- Kraken, a US-based exchange, is being investigated for violating US sanctions by allowing users from prohibited regions.
- According to a spreadsheet from its CEO, there are 1,522 users with residences in Iran, 149 in Syria, and 83 in Cuba.
- Kraken had previously faced regulatory actions from the CFTC, which fined it $1.25 million.
According to the New York Times‘ finding, Kraken, one of the largest cryptocurrency exchanges based in the United States, has come under federal investigation for violating US sanctions by allowing users from prohibited regions to buy and sell digital tokens.
The report said the U.S. Treasury Department is investigating whether the exchange allowed users in Iran and elsewhere to trade digital tokens.
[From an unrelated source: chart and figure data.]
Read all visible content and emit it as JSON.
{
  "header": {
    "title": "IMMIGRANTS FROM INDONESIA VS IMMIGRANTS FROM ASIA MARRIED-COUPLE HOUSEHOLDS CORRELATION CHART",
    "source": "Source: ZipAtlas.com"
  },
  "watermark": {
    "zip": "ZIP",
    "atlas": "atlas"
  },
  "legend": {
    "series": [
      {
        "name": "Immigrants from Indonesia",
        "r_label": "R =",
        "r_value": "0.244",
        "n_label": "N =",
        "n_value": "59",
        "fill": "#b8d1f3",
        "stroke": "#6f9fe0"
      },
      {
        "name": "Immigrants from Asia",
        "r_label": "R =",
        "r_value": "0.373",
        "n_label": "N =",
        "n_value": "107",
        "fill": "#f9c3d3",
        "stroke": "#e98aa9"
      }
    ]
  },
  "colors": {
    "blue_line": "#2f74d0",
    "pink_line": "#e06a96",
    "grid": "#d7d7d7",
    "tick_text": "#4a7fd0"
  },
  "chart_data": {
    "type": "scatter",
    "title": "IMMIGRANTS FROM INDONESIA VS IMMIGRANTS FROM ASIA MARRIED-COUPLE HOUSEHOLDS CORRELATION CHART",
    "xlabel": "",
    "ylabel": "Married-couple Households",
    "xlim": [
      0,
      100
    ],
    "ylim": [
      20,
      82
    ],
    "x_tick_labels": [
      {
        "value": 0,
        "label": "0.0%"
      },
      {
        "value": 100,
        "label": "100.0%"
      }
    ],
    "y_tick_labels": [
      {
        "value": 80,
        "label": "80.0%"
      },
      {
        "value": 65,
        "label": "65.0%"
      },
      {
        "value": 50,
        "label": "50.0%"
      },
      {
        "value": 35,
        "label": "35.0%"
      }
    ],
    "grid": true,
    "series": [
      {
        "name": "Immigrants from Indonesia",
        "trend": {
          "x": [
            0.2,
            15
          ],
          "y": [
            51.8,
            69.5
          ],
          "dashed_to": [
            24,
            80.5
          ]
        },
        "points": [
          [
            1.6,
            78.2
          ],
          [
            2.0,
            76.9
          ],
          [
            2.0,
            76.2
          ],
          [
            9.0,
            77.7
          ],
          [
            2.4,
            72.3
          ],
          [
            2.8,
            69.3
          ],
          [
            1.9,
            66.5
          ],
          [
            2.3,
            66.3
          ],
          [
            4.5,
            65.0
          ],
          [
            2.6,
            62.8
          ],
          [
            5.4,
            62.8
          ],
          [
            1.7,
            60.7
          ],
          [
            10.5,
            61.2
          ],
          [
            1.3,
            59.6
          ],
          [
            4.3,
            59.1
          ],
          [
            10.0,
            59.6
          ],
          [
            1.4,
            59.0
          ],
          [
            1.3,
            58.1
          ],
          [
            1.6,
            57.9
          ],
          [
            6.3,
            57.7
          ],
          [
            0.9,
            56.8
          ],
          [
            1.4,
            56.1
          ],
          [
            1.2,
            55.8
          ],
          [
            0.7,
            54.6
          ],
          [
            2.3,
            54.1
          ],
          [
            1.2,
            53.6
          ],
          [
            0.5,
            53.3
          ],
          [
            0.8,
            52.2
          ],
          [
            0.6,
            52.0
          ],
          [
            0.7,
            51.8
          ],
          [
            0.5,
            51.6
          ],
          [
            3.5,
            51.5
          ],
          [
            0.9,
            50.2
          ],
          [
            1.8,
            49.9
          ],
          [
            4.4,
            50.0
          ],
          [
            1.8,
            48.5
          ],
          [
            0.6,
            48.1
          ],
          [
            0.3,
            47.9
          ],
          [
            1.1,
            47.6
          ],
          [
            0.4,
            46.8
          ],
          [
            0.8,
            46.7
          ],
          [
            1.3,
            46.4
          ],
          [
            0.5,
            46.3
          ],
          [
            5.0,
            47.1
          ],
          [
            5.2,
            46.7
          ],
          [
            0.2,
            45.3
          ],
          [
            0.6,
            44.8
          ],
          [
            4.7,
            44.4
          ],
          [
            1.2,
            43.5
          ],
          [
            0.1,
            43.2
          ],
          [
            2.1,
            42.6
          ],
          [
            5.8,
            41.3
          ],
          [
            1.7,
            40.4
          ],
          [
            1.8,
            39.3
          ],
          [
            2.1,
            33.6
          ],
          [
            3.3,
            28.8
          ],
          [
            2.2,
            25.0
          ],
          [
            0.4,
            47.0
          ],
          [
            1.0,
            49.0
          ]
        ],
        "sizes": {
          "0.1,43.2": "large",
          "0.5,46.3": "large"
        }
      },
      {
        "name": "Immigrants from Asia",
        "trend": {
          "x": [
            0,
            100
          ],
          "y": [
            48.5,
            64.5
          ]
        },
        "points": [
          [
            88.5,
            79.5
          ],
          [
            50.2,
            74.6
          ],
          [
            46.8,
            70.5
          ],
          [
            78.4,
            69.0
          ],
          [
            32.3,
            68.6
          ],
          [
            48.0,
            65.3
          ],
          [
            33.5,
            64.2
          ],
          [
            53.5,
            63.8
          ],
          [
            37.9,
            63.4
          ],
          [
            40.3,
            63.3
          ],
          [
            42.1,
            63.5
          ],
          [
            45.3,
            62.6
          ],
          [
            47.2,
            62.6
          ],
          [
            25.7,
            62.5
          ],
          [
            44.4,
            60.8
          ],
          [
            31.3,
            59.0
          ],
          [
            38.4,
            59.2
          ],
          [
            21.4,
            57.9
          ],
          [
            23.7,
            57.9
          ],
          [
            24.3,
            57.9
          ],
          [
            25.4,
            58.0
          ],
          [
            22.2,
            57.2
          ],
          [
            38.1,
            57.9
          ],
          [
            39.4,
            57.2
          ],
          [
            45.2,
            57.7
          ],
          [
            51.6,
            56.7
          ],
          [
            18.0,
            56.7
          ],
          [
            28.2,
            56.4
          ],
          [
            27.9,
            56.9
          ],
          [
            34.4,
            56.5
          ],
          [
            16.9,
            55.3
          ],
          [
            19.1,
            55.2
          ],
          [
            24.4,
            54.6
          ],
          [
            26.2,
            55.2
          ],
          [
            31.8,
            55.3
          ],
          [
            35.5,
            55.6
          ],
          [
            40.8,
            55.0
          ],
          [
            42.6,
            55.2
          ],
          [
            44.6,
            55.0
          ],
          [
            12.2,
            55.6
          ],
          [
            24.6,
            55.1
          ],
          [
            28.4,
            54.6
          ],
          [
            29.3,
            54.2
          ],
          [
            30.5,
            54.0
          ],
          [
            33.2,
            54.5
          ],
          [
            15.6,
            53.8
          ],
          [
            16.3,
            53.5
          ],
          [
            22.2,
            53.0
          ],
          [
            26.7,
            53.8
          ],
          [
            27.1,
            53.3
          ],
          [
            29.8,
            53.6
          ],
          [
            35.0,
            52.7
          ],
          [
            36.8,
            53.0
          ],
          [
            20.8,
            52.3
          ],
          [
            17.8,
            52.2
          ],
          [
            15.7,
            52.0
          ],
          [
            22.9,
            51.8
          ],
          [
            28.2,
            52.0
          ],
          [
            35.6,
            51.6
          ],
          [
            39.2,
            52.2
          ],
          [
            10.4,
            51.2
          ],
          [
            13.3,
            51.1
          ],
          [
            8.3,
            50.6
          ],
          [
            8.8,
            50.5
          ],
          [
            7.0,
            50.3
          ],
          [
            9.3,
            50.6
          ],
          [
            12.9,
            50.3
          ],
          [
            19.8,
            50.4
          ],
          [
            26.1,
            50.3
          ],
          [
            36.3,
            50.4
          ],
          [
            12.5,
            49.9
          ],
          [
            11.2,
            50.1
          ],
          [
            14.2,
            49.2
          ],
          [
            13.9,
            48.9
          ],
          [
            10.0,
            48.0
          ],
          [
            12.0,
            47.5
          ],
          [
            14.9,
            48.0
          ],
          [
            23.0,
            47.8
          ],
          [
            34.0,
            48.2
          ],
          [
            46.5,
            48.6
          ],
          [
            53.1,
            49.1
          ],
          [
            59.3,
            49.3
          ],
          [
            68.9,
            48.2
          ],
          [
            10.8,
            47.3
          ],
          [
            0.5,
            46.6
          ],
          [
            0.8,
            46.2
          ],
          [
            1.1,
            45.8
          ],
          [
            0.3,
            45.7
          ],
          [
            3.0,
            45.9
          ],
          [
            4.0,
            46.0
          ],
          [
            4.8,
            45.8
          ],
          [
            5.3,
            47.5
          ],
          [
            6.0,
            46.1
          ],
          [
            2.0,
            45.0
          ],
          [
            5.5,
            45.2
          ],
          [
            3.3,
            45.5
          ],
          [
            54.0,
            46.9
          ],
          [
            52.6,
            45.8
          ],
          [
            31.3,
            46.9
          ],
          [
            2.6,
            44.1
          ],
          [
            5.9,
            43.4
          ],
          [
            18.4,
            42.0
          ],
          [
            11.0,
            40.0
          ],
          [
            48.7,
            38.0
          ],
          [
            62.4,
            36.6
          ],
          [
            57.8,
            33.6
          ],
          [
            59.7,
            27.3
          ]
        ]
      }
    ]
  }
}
In 1979, the United States imposed a ban on exporting goods or services to people or entities in the country. One of the most effective instruments the United States has to change the conduct of countries it does not consider allies is prohibiting business transactions in the region.
But, according to a spreadsheet Kraken CEO Jesse Powell shared to a company-wide Slack channel to demonstrate where its clients were, there are 1,522 users with residences in Iran, 149 in Syria, and 83 in Cuba. Kraken would be the most prominent US crypto firm to face enforcement action from the Office of Foreign Assets Control (OFAC).
Kraken has previously faced regulatory actions from the Commodity Futures Trading Commission CFTC, which levied a $1.25 million penalty against the company for prohibited trading services.
The federal government has increasingly cracked down on crypto companies in recent times. Tether, a stablecoin company, was fined by the CFTC for misstatements about its reserves last year.
OFAC last year fined BitPay over $500,000 for 2,102 apparent violations. And in 2020, it fined BitGo, a digital wallet service, $98,000 for 183 apparent sanctions violations.